Caroline Barry is a graduate of Wellesley College, where she earned a Bachelor of Arts in Biochemistry with a minor in Psychology. During college, she served as a tutor and director for a Chinatown ESL program in Boston, supporting the local Asian American community through language education and outreach. She currently works as a postbaccalaureate fellow at the National Institute of Health, studying immunology with a focus on tumor biology and translational research. She plans to pursue an MD-PhD, with interests centering on advancing equity and meaningful representation in biomedical research to ensure scientific discovery benefits diverse patient populations.

Meghan Etsey, MS4

Meghan Etsey is a fourth year medical student from St. George’s University. She has a Bachelors of Arts in Biology and a Bachelors of Arts in Nutrition and Dietetics from Bluffton University in Bluffton, Ohio. She served as the President of the St. George’s University’s Women in Medicine chapter in St. George, Grenada where she expanded relationships with the community and worked towards educating women and helping the youth. She is also a member of the Gender Equity Task Force and Sex and Gender Health Collaborative Committees within the American Medical Women’s Association. When she is not pursuing medicine, you can find her with her friends and family on different road trips and adventures exploring the world. 

Yun Weisholtz, MD-PhD

Dr. Yun Weisholtz is a physician-scientist and advisor with a deep commitment to mentorship and advancing equity in medicine. She completed her undergraduate studies at Stanford University, where she double-majored in Biological Sciences and Chemistry, and spent a year in Germany as a Fulbright Scholar.

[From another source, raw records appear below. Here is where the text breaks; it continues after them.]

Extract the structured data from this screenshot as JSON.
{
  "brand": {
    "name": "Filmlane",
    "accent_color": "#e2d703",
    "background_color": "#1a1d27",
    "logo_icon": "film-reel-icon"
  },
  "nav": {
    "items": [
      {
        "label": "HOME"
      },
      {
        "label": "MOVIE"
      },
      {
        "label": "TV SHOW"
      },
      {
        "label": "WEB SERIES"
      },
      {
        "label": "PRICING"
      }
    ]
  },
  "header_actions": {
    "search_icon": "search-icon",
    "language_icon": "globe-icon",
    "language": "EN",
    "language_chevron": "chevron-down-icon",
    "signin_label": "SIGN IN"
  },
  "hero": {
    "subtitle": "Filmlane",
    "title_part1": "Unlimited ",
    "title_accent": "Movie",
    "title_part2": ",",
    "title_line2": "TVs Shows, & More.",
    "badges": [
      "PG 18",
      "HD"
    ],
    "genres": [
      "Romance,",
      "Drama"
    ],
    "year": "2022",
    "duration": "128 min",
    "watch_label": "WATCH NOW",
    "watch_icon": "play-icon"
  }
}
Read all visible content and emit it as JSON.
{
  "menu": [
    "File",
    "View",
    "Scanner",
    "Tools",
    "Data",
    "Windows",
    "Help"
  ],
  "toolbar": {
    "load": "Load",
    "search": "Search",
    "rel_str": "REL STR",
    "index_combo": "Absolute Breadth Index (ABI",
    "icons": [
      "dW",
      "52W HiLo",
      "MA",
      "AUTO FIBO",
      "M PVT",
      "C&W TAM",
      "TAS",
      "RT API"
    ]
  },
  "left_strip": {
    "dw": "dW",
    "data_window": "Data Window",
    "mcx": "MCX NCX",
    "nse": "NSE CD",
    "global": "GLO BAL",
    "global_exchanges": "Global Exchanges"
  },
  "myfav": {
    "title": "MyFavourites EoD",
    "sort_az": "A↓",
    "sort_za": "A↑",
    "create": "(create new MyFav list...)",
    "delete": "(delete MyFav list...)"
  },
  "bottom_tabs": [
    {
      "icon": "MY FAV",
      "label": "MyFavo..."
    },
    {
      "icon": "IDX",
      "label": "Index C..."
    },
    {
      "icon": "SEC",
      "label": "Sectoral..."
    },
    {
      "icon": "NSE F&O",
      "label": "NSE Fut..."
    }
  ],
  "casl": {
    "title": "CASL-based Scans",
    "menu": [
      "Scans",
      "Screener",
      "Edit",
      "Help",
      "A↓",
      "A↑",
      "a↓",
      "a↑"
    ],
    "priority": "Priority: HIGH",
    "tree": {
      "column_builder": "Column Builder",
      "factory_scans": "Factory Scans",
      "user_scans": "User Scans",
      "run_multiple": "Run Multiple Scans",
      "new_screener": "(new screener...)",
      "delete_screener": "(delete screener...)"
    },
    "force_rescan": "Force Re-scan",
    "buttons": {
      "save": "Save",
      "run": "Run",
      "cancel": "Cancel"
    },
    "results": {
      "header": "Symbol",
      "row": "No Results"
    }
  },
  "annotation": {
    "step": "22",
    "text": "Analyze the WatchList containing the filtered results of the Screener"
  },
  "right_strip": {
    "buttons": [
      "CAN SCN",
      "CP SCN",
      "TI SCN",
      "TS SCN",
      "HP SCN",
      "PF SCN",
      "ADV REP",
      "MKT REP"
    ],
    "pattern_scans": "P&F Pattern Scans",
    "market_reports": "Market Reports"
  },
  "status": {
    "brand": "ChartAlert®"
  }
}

She went on to enter the MD-PhD program in Neuroscience at Harvard Medical School and MIT, where she developed her passion for research, teaching, and mentoring. Dr. Weisholtz is a Physician Advisor with MedSchoolCoach and the founder of MD-PhD Advising, a consulting practice dedicated to helping students navigate the medical school and residency application process. Outside of work, she enjoys collecting Delft pottery from the Netherlands and spending time with her family and pets.